Big-play junior receiver has 6 touchdowns in two postseason games, in addition to roles on defense and special teams

By Will Denner, Columbian staff writer
Published: November 17, 2023, 6:05am
3 Photos
Skyview junior Gavin Packer catches the ball Friday, Oct. 20, 2023, during Skyview&iacute;s 49-10 win against Battle Ground at Kiggins Bowl.
Skyview junior Gavin Packer catches the ball Friday, Oct. 20, 2023, during Skyviewís 49-10 win against Battle Ground at Kiggins Bowl. (Taylor Balkom/The Columbian) Photo Gallery

A fill-in start at cornerback for a 2021 Week 10 playoff game presented Skyview’s Gavin Packer with an opportunity to make a splash as a freshman.

He replaced injured teammate Jaydin Knapp and helped the Storm seal the win against Kamiak by providing the exclamation point on a 103-yard interception return for a touchdown in the fourth quarter.

The moment went down as Packer’s first introduction to high school playoff football, and something he’s continued to build on ever since.

“It just created some momentum for me,” Packer said. “Just getting my name out there and showing them what I can do — what I know I can do.”

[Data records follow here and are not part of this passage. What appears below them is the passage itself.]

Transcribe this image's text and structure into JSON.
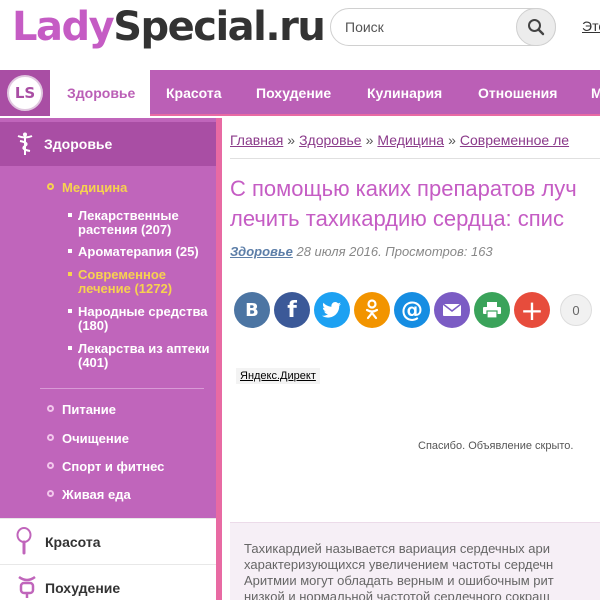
{
  "header": {
    "logo_part1": "Lady",
    "logo_part2": "Special",
    "logo_part3": ".ru",
    "search_placeholder": "Поиск",
    "top_link": "Эте"
  },
  "nav": {
    "logo_text": "LS",
    "items": [
      {
        "label": "Здоровье",
        "active": true
      },
      {
        "label": "Красота"
      },
      {
        "label": "Похудение"
      },
      {
        "label": "Кулинария"
      },
      {
        "label": "Отношения"
      },
      {
        "label": "М"
      }
    ]
  },
  "sidebar": {
    "section_title": "Здоровье",
    "items": [
      {
        "label": "Медицина",
        "active": true
      },
      {
        "label": "Питание"
      },
      {
        "label": "Очищение"
      },
      {
        "label": "Спорт и фитнес"
      },
      {
        "label": "Живая еда"
      }
    ],
    "subitems": [
      {
        "label": "Лекарственные растения (207)"
      },
      {
        "label": "Ароматерапия (25)"
      },
      {
        "label": "Современное лечение (1272)",
        "active": true
      },
      {
        "label": "Народные средства (180)"
      },
      {
        "label": "Лекарства из аптеки (401)"
      }
    ],
    "categories": [
      {
        "label": "Красота",
        "icon": "mirror-icon"
      },
      {
        "label": "Похудение",
        "icon": "scale-icon"
      }
    ]
  },
  "main": {
    "breadcrumbs": [
      "Главная",
      "Здоровье",
      "Медицина",
      "Современное ле"
    ],
    "breadcrumb_sep": "»",
    "title_line1": "С помощью каких препаратов луч",
    "title_line2": "лечить тахикардию сердца: спис",
    "meta_category": "Здоровье",
    "meta_text": "28 июля 2016. Просмотров: 163",
    "share_count": "0",
    "shares": [
      {
        "name": "vk",
        "glyph": "B",
        "color": "#4c75a3"
      },
      {
        "name": "facebook",
        "glyph": "f",
        "color": "#3b5998"
      },
      {
        "name": "twitter",
        "glyph": "t",
        "color": "#1da1f2"
      },
      {
        "name": "odnoklassniki",
        "glyph": "ok",
        "color": "#f29400"
      },
      {
        "name": "mailru",
        "glyph": "@",
        "color": "#168de2"
      },
      {
        "name": "email",
        "glyph": "✉",
        "color": "#7b5cc4"
      },
      {
        "name": "print",
        "glyph": "⎙",
        "color": "#3aa35a"
      },
      {
        "name": "more",
        "glyph": "+",
        "color": "#e74c3c"
      }
    ],
    "yandex_label": "Яндекс.Директ",
    "ad_hidden_text": "Спасибо. Объявление скрыто.",
    "article_lines": [
      "Тахикардией называется вариация сердечных ари",
      "характеризующихся увеличением частоты сердечн",
      "Аритмии могут обладать верным и ошибочным рит",
      "низкой и нормальной частотой сердечного сокращ"
    ]
  }
}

Now a junior, that performance marked the beginning of a steady trend for the receiver, defensive back and return specialist. When the calendar flips to November and the playoffs begin, Packer consistently elevates his game to another level.

Most recent case in point was Skyview’s Class 4A state playoff game last Saturday, when Packer posted three first-half touchdown receptions as the Storm soared to a 42-7 win over Skyline to reach the state quarterfinals for the first time since 2016. This week, No. 5 seed Skyview (10-1) travels to face No. 4 Eastlake on Saturday at 4 p.m.

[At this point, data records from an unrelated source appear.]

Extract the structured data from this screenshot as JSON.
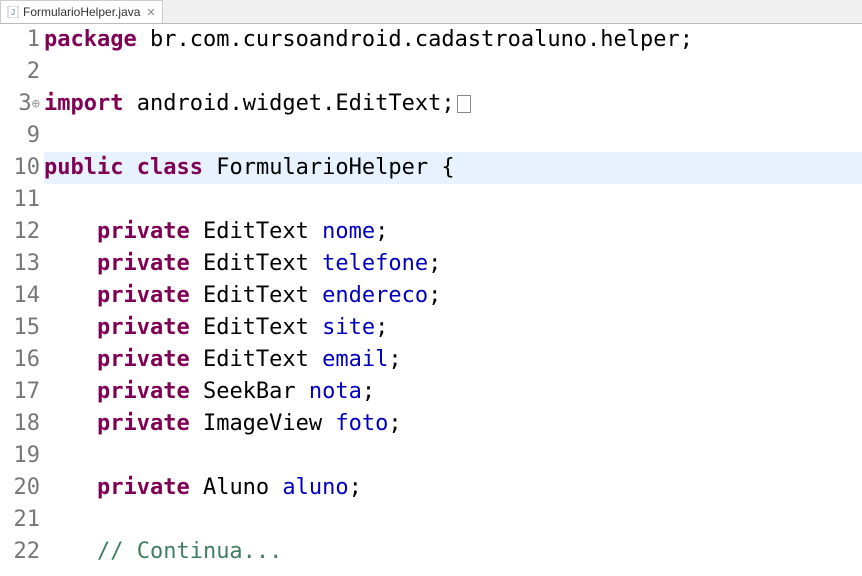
{
  "tab": {
    "filename": "FormularioHelper.java",
    "close": "✕"
  },
  "lines": {
    "ln1": "1",
    "ln2": "2",
    "ln3": "3",
    "ln9": "9",
    "ln10": "10",
    "ln11": "11",
    "ln12": "12",
    "ln13": "13",
    "ln14": "14",
    "ln15": "15",
    "ln16": "16",
    "ln17": "17",
    "ln18": "18",
    "ln19": "19",
    "ln20": "20",
    "ln21": "21",
    "ln22": "22"
  },
  "code": {
    "kw_package": "package",
    "pkg_name": " br.com.cursoandroid.cadastroaluno.helper;",
    "kw_import": "import",
    "import_name": " android.widget.EditText;",
    "kw_public": "public",
    "kw_class": "class",
    "class_name": " FormularioHelper {",
    "kw_private": "private",
    "type_edittext": " EditText ",
    "type_seekbar": " SeekBar ",
    "type_imageview": " ImageView ",
    "type_aluno": " Aluno ",
    "f_nome": "nome",
    "f_telefone": "telefone",
    "f_endereco": "endereco",
    "f_site": "site",
    "f_email": "email",
    "f_nota": "nota",
    "f_foto": "foto",
    "f_aluno": "aluno",
    "semi": ";",
    "space": " ",
    "indent": "    ",
    "comment_continua": "// Continua..."
  }
}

Part of what Packer likes about the playoffs are the high stakes involved, serving as extra motivation for the Storm to keep their promising season going.

“I think it’s just, (there’s) more to it,” he said. “You gotta stay alive. You lose, you go home. It just means more.

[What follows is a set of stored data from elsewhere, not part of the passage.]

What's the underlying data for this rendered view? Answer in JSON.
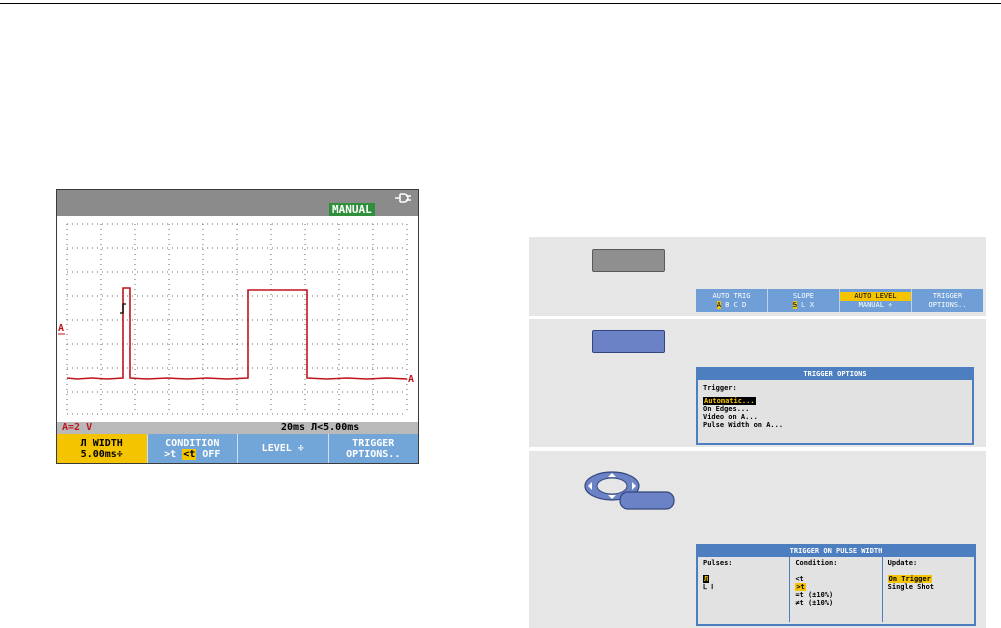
{
  "scope": {
    "header_badge": "MANUAL",
    "channel_marker": "A",
    "trace_end_marker": "A",
    "status_left": "A=2 V",
    "status_right": "20ms Л<5.00ms",
    "softkeys": [
      {
        "line1": "Л WIDTH",
        "line2": "5.00ms÷"
      },
      {
        "line1": "CONDITION",
        "line2_a": ">t",
        "line2_sel": "<t",
        "line2_b": "OFF"
      },
      {
        "line1": "LEVEL ÷"
      },
      {
        "line1": "TRIGGER",
        "line2": "OPTIONS.."
      }
    ]
  },
  "step1": {
    "menu": [
      {
        "l1": "AUTO TRIG",
        "l2_sel": "A",
        "l2": " B  C  D"
      },
      {
        "l1": "SLOPE",
        "l2_sel": "Ꭶ",
        "l2": " Ꮮ  Ⅹ"
      },
      {
        "l1_sel": "AUTO LEVEL",
        "l2": "MANUAL ÷"
      },
      {
        "l1": "TRIGGER",
        "l2": "OPTIONS.."
      }
    ]
  },
  "step2": {
    "dialog_title": "TRIGGER OPTIONS",
    "label": "Trigger:",
    "selected": "Automatic...",
    "options": [
      "On Edges...",
      "Video on A...",
      "Pulse Width on A..."
    ]
  },
  "step3": {
    "dialog_title": "TRIGGER ON PULSE WIDTH",
    "pulses_header": "Pulses:",
    "pulses_selected": "Л",
    "pulses_other": "Ⅼ Ⅰ",
    "condition_header": "Condition:",
    "condition_opt1": "<t",
    "condition_selected": ">t",
    "condition_opts": [
      "=t (±10%)",
      "≠t (±10%)"
    ],
    "update_header": "Update:",
    "update_selected": "On Trigger",
    "update_other": "Single Shot"
  },
  "colors": {
    "trace": "#c0141c",
    "softkey_active": "#f4c400",
    "softkey": "#72a5d8",
    "dialog_border": "#4d7fc0"
  }
}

“We all love being around each other and we don’t want that to end. We just gotta win it for our guys. Everybody just wants it so bad.”

Packer suffered a hamstring injury during the summer at a Gonzaga basketball camp while going for a chase-down block. The injury and subsequent re-injury late in August was a result of overexertion, Packer said, which kept him out for the first two weeks of the season.

Upon making his return Week 3 against Bothell, the big-play receiver has been one of the top targets for quarterback Jake Kennedy with 10 touchdowns, 668 receiving yards and an average of 21 yards per catch.

“He came back,” Skyview coach Steve Kizer said, “and he continues to get better each week.”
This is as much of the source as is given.